Today, the Supreme Court handed voters a victory who challenged Virginia’s state legislative map on the notion that several districts were drawn as racial gerrymanders. However, the 5-4 decision was settled on a procedural issue – five justices decided that the state’s GOP House lawmakers who were defending the challenged map did not have the standing to appeal a lower court’s ruling.
The decision was a win for those who believe that their representatives should be chosen by the people and not the other way around. And the short-term upshot for Democrats in Virginia is that they will enter the state’s 2019 elections with a more favorable map.
But in the world of Supreme Court decisions, a 5-4 vote based solely on the grounds of standing is effectively a punt on the underlying issue of whether gerrymandering is constitutional. There are clear and troubling signposts in the dissenters’ decision for future cases to grapple with the constitutionality of gerrymandering.
In the minority dissent (emphasis ours):
“A legislative districting plan powerfully affects a legislative body’s output of work. Each legislator represents a particular district, and each district contains a particular set of constituents with particular interests and views … The interests and views of these constituents generally have an important effect on everything that a legislator does— meeting with the representatives of organizations and groups seeking the legislator’s help in one way or another, drafting and sponsoring bills, pushing for and participating in hearings, writing or approving reports, and of course, voting.
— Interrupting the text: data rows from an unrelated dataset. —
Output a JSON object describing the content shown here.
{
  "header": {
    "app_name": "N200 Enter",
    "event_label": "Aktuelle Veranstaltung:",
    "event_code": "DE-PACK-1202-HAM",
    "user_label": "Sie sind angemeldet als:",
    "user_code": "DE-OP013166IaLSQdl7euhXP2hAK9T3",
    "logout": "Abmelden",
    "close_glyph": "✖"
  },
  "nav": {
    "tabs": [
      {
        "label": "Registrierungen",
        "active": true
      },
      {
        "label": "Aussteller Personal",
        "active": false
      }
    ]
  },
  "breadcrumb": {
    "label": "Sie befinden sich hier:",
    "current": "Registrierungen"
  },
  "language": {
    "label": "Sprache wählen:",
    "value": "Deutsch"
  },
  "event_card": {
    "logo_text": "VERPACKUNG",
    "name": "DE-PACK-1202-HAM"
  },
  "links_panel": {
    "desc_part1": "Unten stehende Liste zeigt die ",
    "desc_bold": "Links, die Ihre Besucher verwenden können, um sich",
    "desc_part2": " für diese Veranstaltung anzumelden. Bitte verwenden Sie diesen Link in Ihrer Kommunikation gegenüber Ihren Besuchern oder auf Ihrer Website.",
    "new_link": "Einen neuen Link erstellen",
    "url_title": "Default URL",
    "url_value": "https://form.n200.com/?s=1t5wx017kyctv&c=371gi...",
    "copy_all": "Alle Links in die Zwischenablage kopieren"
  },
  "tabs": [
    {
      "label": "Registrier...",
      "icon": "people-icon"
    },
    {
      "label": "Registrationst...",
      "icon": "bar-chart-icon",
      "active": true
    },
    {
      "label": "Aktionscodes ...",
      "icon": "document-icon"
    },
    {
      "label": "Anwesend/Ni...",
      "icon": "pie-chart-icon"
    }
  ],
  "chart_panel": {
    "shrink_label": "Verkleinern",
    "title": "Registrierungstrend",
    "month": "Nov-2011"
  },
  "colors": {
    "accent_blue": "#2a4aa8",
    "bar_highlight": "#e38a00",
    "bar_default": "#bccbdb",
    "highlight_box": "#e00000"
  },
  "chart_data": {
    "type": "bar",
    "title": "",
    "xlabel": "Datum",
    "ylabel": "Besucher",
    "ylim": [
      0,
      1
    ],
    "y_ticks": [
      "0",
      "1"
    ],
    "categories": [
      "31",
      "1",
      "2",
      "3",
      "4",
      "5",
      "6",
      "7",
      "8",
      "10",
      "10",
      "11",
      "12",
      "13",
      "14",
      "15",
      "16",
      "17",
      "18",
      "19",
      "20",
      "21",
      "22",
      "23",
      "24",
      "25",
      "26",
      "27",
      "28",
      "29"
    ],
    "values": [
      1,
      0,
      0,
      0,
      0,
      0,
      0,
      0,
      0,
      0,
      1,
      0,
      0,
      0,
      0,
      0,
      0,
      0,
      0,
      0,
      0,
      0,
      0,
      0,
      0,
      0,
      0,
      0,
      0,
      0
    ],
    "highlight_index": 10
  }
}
When the boundaries of a district are changed, the constituents and communities of interest present within the district are altered, and this is likely to change the way in which the district’s representative does his or her work. And while every individual voter will end up being represented by a legislator no matter which districting plan is ultimately used, it matters a lot how voters with shared interests and views are concentrated or split up. The cumulative effects of all the decisions that go into a districting plan have an important impact on the overall work of the body.”
Essentially, dissenters argue that any given district’s representative has a vested interest in keeping a homogenized population so that it will make their lives easier as they create the laws by which we all are governed. Anytime there is an invalidation of a legislative chamber’s redistricting plan, they do in fact suffer a “concrete injury” that is rectified by bringing back gerrymandered maps.
While the dissent was on the losing end of the standing argument this time, it left open a clear pathway for a future decision to decide that legislators can gerrymander to protect their own interests. This is very troubling logic.
What is encouraging is Virginia’s refusal to continue appealing its case to the Supreme Court. It seems that they understood the political backlash of continuing to fight for racially gerrymandered maps was not worth the trouble. That’s because Americans of all backgrounds and opinions overwhelmingly agree that in our elections, every voice should be heard, and every vote should count equally. Citizen-led reforms passed by wide margins in states like Colorado, Ohio, and Michigan, with more victories at the ballot box likely next year.
And while the Court is taking its time to set a clear standard against partisan gerrymandering, we are not waiting. We endorsed a number of legislative bills in the past Legislative session to strengthen our state’s democracy, and we will continue to build support for initiatives that ensure fair redistricting in Nebraska.
It’s simple, really: Elections should be determined by voters, not politicians.